New this year to the evangelical body's response is a corporate partnership with Wal-Mart, which provided The Salvation Army's first million dollars the day after Katrina made landfall. The major retailer will help facilitate a more quick and effective emergency response of goods through their very own Emergency Operating Center in the immediate aftermath of a disaster.

Pulled out just early this year from the Katrina-ravaged areas, The Salvation Army's emergency mobile units – canteens – have been under maintenance to be equipped with the GPS (Global Positioning System) tracking system that the Army recently began utilizing during relief efforts in the Gulf Coast. When BlackBerry cell phones and Internet systems were down during Katrina aid work, communication blockages made it difficult for the Army to locate mobile units and disaster teams. Now meeting the new hurricane season, the non-profit is ready with its tracking system in place to dispatch their emergency units wherever there is need.

"Katrina: Lessons Learned" was a common theme picked up by government emergency agencies and relief organizations. Although there were plenty of lessons to be learned after much response failures, last year's devastating hurricane season fostered strengthened partnerships between federal, non-profit and evangelical organizations.

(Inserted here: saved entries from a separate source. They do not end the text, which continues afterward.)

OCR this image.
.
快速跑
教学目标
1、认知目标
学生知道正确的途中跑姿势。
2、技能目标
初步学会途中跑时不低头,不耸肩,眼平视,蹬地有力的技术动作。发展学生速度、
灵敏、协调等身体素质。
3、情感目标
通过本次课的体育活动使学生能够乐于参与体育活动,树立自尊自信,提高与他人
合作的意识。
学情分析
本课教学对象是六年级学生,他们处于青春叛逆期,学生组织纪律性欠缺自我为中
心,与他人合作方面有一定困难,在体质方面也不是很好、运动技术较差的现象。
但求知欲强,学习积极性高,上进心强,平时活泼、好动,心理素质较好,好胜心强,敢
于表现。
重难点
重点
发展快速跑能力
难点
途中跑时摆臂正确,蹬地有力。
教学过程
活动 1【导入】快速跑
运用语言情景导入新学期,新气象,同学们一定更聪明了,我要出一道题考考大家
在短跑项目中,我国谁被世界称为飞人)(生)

Jim Burton, director of volunteer mobilization for North American Mission Board, noted stronger relations with the Army and the Red Cross after a year of unprecedented disasters and aid efforts.

Largely as a result of Katrina, NAMB volunteers have increased from 30,000 to 50,000 in the past year. Burton pointed to a tremendous interest in disaster relief as a community service and how Katrina "captured America's heart." The Southern Baptist Convention's disaster relief arm has also seen a growth in mobile units from approximately 500 to 800.

"We are a missional people. That's our heart," said Burton. "Disaster relief has become a great way for us to be on mission in our own nation."

The mission board launched a new project in recent months called Operation NOAH (New Orleans Area Home) Rebuild, partnering with one of the largest men's ministries Promise Keepers for the more than $5-million effort. The goal is to rebuild 1,000 homes and 20 Southern Baptist churches while challenging evangelical "men to take their faith to the streets and do something very tangible there," as Burton stated.

Both the Army and the NAMB are strengthening their leadership base with a more efficient communication system. Leaders in both organizations are training under the Incident Command System, a management system for a more organized emergency multi-agency response and better coordination in the field.

The Atlantic hurricane season runs from June 1 to Nov. 30.